Entretanto parece que estreou uma nova season que parece promissora, e tudo aponta para que desta vez as motos tenham direito a uma categoria só para si. No início deste mês a proposta do Bloco de Esquerda que defendia a criação de uma classe específica de portagens para veículos de duas rodas foi aprovada com abstenção do PSD e votos a favor das restantes bancadas. O projeto de resolução recomenda a constituição de uma nova classe de veículos, a classe 5, que pagaria metade do valor classe 1.
A reclassificação de veículos nas portagens já esteve nas mãos de um grupo de trabalho do Instituto da Mobilidade e dos Transportes (IMT) e à consideração dos Ministérios da Economia e do Planeamento e das Infraestruturas, da Via Verde e da Associação Portuguesa das Sociedades Concessionárias de Autoestradas ou Pontes com Portagens nos últimos anos, mas sem grandes avanços registados.
Atualmente os motociclos que utilizarem Via Verde têm uma redução de 30% nas portagens, mas este cenário (ainda que simpático) está longe da maior “justiça na cobrança de portagens" e do sistema "utilizador-poluidor-pagador" defendidos por esta proposta mais recente.
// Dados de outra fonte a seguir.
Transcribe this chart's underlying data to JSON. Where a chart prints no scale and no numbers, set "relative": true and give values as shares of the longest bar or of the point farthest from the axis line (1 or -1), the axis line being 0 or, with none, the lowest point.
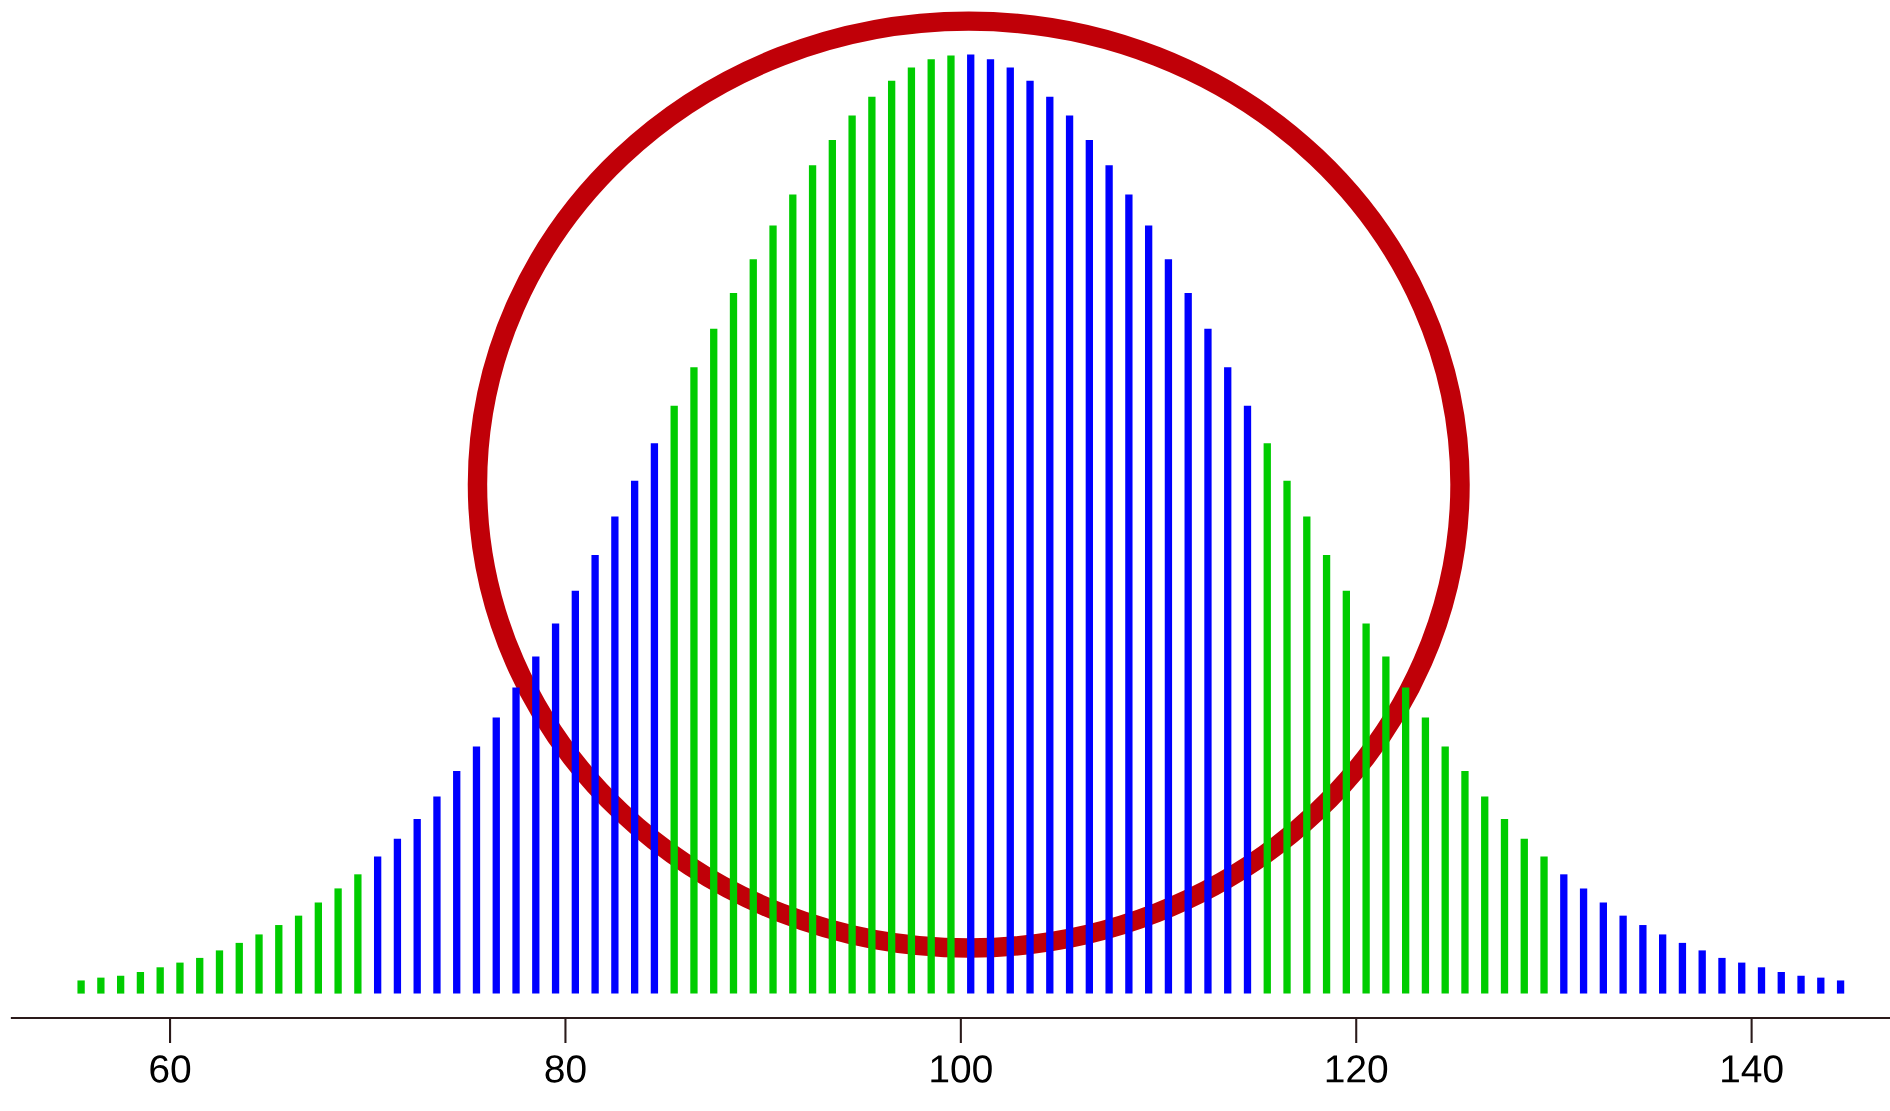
{
  "chart_data": {
    "type": "bar",
    "relative": true,
    "x": [
      55.5,
      56.5,
      57.5,
      58.5,
      59.5,
      60.5,
      61.5,
      62.5,
      63.5,
      64.5,
      65.5,
      66.5,
      67.5,
      68.5,
      69.5,
      70.5,
      71.5,
      72.5,
      73.5,
      74.5,
      75.5,
      76.5,
      77.5,
      78.5,
      79.5,
      80.5,
      81.5,
      82.5,
      83.5,
      84.5,
      85.5,
      86.5,
      87.5,
      88.5,
      89.5,
      90.5,
      91.5,
      92.5,
      93.5,
      94.5,
      95.5,
      96.5,
      97.5,
      98.5,
      99.5,
      100.5,
      101.5,
      102.5,
      103.5,
      104.5,
      105.5,
      106.5,
      107.5,
      108.5,
      109.5,
      110.5,
      111.5,
      112.5,
      113.5,
      114.5,
      115.5,
      116.5,
      117.5,
      118.5,
      119.5,
      120.5,
      121.5,
      122.5,
      123.5,
      124.5,
      125.5,
      126.5,
      127.5,
      128.5,
      129.5,
      130.5,
      131.5,
      132.5,
      133.5,
      134.5,
      135.5,
      136.5,
      137.5,
      138.5,
      139.5,
      140.5,
      141.5,
      142.5,
      143.5,
      144.5
    ],
    "values": [
      0.014,
      0.017,
      0.019,
      0.023,
      0.028,
      0.033,
      0.038,
      0.046,
      0.054,
      0.063,
      0.073,
      0.083,
      0.097,
      0.112,
      0.127,
      0.146,
      0.165,
      0.186,
      0.21,
      0.237,
      0.263,
      0.294,
      0.326,
      0.359,
      0.394,
      0.429,
      0.467,
      0.508,
      0.546,
      0.586,
      0.626,
      0.667,
      0.708,
      0.746,
      0.782,
      0.818,
      0.851,
      0.882,
      0.909,
      0.935,
      0.955,
      0.972,
      0.986,
      0.995,
      0.999,
      1.0,
      0.995,
      0.986,
      0.972,
      0.955,
      0.935,
      0.909,
      0.882,
      0.851,
      0.818,
      0.782,
      0.746,
      0.708,
      0.667,
      0.626,
      0.586,
      0.546,
      0.508,
      0.467,
      0.429,
      0.394,
      0.359,
      0.326,
      0.294,
      0.263,
      0.237,
      0.21,
      0.186,
      0.165,
      0.146,
      0.127,
      0.112,
      0.097,
      0.083,
      0.073,
      0.063,
      0.054,
      0.046,
      0.038,
      0.033,
      0.028,
      0.023,
      0.019,
      0.017,
      0.014
    ],
    "colors": [
      "#00cc00",
      "#00cc00",
      "#00cc00",
      "#00cc00",
      "#00cc00",
      "#00cc00",
      "#00cc00",
      "#00cc00",
      "#00cc00",
      "#00cc00",
      "#00cc00",
      "#00cc00",
      "#00cc00",
      "#00cc00",
      "#00cc00",
      "#0000ff",
      "#0000ff",
      "#0000ff",
      "#0000ff",
      "#0000ff",
      "#0000ff",
      "#0000ff",
      "#0000ff",
      "#0000ff",
      "#0000ff",
      "#0000ff",
      "#0000ff",
      "#0000ff",
      "#0000ff",
      "#0000ff",
      "#00cc00",
      "#00cc00",
      "#00cc00",
      "#00cc00",
      "#00cc00",
      "#00cc00",
      "#00cc00",
      "#00cc00",
      "#00cc00",
      "#00cc00",
      "#00cc00",
      "#00cc00",
      "#00cc00",
      "#00cc00",
      "#00cc00",
      "#0000ff",
      "#0000ff",
      "#0000ff",
      "#0000ff",
      "#0000ff",
      "#0000ff",
      "#0000ff",
      "#0000ff",
      "#0000ff",
      "#0000ff",
      "#0000ff",
      "#0000ff",
      "#0000ff",
      "#0000ff",
      "#0000ff",
      "#00cc00",
      "#00cc00",
      "#00cc00",
      "#00cc00",
      "#00cc00",
      "#00cc00",
      "#00cc00",
      "#00cc00",
      "#00cc00",
      "#00cc00",
      "#00cc00",
      "#00cc00",
      "#00cc00",
      "#00cc00",
      "#00cc00",
      "#0000ff",
      "#0000ff",
      "#0000ff",
      "#0000ff",
      "#0000ff",
      "#0000ff",
      "#0000ff",
      "#0000ff",
      "#0000ff",
      "#0000ff",
      "#0000ff",
      "#0000ff",
      "#0000ff",
      "#0000ff",
      "#0000ff"
    ],
    "xlim": [
      52,
      147
    ],
    "xticks": [
      60,
      80,
      100,
      120,
      140
    ],
    "tick_labels": "x",
    "grid": false,
    "legend": false
  }
}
Além disso, deixa de fora quem se desloca nas antigas vias SCUT, quem circula na ponte Vasco da Gama e quem não tem o identificador.Se fizermos um pequeno exercício de raciocínio e uma visita ao site da Brisa percebemos que pagamos portagens para ajudarmos aos “custos de manutenção e funcionamento da rede de auto estradas” e para contribuirmos ativamente para o “financiamento das auto estradas presentes e futuras”. Neste contexto, o contributo dado por um camião terá de ser proporcionalmente maior que aquele dado por uma moto. Certo? Se tivermos em conta que os motociclos têm um peso bastante inferior ao dos veículos de classe 1, e uma superfície de contacto com a via também menor, a taxa a pagar deveria também ser mais baixa. Isto, para não falarmos da menor emissão de gases poluentes.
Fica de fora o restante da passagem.